Ammiano’s health plan for city’s uninsured gets hearing 

The public weighed in Wednesday on the latest version of a plan to provide health care for San Francisco’s uninsured residents.

Under a proposal sponsored by Supervisor Tom Ammiano, businesses with 100 or more employees would have to pay an average of $273 per month for subsidized health care for each full-time employee, an amount some businesses say will force them out of the market.

Employers would be required to invest the calculated amount in one of four ways: it could be paid to an employee as reimbursement for medical services, put into a health savings accounts that each employee can use, paid to insurance or other third party that provides health care services, or paid to The City to fund a newly announced, city-run health care system announced by Mayor Gavin Newsom and Ammiano on Tuesday.

The new system, called the San Francisco Health Access Program, aims to provide access to primary care as well as emergency services to the approximately 82,000 San Franciscans without health insurance, more than half of whom have jobs.

At a committee meeting Wednesday, business owners such as Andrew Gillen, of Q Restaurant on Clement Street, said they wanted all of their employees to have health insurance but couldn’t afford to pick up the tab without passing on the price to customers or risk going out of business.
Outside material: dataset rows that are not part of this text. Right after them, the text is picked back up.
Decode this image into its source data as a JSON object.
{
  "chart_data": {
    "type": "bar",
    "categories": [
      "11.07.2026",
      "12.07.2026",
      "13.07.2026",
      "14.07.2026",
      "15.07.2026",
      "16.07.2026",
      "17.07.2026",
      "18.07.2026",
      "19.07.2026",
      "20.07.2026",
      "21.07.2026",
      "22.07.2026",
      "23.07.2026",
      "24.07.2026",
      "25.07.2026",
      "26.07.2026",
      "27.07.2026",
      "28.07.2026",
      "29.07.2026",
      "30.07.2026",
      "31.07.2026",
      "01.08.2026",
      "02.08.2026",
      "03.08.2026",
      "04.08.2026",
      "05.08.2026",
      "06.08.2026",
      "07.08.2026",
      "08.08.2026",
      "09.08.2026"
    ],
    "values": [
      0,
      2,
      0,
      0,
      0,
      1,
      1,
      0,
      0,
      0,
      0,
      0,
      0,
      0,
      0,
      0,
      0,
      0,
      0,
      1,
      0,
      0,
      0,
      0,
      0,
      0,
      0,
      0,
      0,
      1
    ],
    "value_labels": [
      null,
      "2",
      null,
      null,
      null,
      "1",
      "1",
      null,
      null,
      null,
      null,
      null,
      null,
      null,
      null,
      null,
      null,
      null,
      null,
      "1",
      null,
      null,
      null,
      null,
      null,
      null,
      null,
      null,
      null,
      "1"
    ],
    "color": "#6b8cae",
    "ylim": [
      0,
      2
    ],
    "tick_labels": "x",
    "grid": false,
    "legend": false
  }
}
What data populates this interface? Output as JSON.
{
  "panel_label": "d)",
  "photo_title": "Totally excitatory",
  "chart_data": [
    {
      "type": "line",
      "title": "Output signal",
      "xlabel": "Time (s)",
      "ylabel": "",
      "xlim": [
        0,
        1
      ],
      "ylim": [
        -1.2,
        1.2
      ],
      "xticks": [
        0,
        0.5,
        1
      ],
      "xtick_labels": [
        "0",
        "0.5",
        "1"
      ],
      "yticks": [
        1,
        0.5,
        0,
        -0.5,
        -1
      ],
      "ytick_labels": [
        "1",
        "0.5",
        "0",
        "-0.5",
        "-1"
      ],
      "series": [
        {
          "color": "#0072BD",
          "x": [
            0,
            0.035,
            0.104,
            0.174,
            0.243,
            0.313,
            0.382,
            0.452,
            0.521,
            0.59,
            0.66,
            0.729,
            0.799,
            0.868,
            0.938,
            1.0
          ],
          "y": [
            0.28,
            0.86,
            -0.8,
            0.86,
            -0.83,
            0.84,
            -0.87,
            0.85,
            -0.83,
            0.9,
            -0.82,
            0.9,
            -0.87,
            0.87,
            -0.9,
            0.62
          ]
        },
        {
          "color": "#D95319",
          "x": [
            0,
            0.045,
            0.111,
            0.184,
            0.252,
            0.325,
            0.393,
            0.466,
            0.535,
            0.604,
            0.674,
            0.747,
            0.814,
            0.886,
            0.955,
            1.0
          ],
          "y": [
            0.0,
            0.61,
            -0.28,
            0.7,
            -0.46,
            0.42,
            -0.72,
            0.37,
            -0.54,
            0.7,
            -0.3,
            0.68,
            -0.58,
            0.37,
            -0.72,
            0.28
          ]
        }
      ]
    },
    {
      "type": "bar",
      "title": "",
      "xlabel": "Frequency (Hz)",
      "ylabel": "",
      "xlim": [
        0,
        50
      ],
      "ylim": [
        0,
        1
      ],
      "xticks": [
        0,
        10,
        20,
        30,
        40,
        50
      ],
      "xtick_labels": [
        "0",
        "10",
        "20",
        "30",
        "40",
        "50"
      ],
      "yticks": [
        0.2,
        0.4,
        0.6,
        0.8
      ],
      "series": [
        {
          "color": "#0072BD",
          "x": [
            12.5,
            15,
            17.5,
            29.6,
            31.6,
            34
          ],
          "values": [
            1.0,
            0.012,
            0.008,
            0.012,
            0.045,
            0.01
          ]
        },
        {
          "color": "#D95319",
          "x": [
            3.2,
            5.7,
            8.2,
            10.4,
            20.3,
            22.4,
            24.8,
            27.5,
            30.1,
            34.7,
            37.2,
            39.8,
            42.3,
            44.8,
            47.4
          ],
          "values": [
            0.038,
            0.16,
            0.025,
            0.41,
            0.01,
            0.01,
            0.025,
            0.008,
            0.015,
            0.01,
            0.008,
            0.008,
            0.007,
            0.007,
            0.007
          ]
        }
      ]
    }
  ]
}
The amount contributed by businesses would make up $28 million of the $200 million officials say is needed for the new system, with The City and individuals contributing to the total.

TJ Johnson, a 40-year-old resident who works 20 to 40 hours a week for a local telephone research firm, said he has worked his entire adult life without health insurance and worries about the day when his good health fails him.

"I consider myself working on borrowed time," he said.

Ed Kinchley, a social worker in the emergency ward of San Francisco General Hospital, said he deals with "dozens of patients everyday" who come in for treatment without money to pay for the care they need.

San Francisco Chamber of Commerce Vice President Jim Lazarus noted after the meeting that while businesses would be expected to pay for health care for all employees, only San Francisco residents would be eligible for The City’s new health plan. In addition, no credit would be given to employers if they paid more than the required minimum for their employees’ current coverage.

On Monday, the Board of Supervisors Budget and Finance Committee is expected to hold a full hearing on the funding legislation, which Ammiano said has already been co-sponsored by seven of his board colleagues.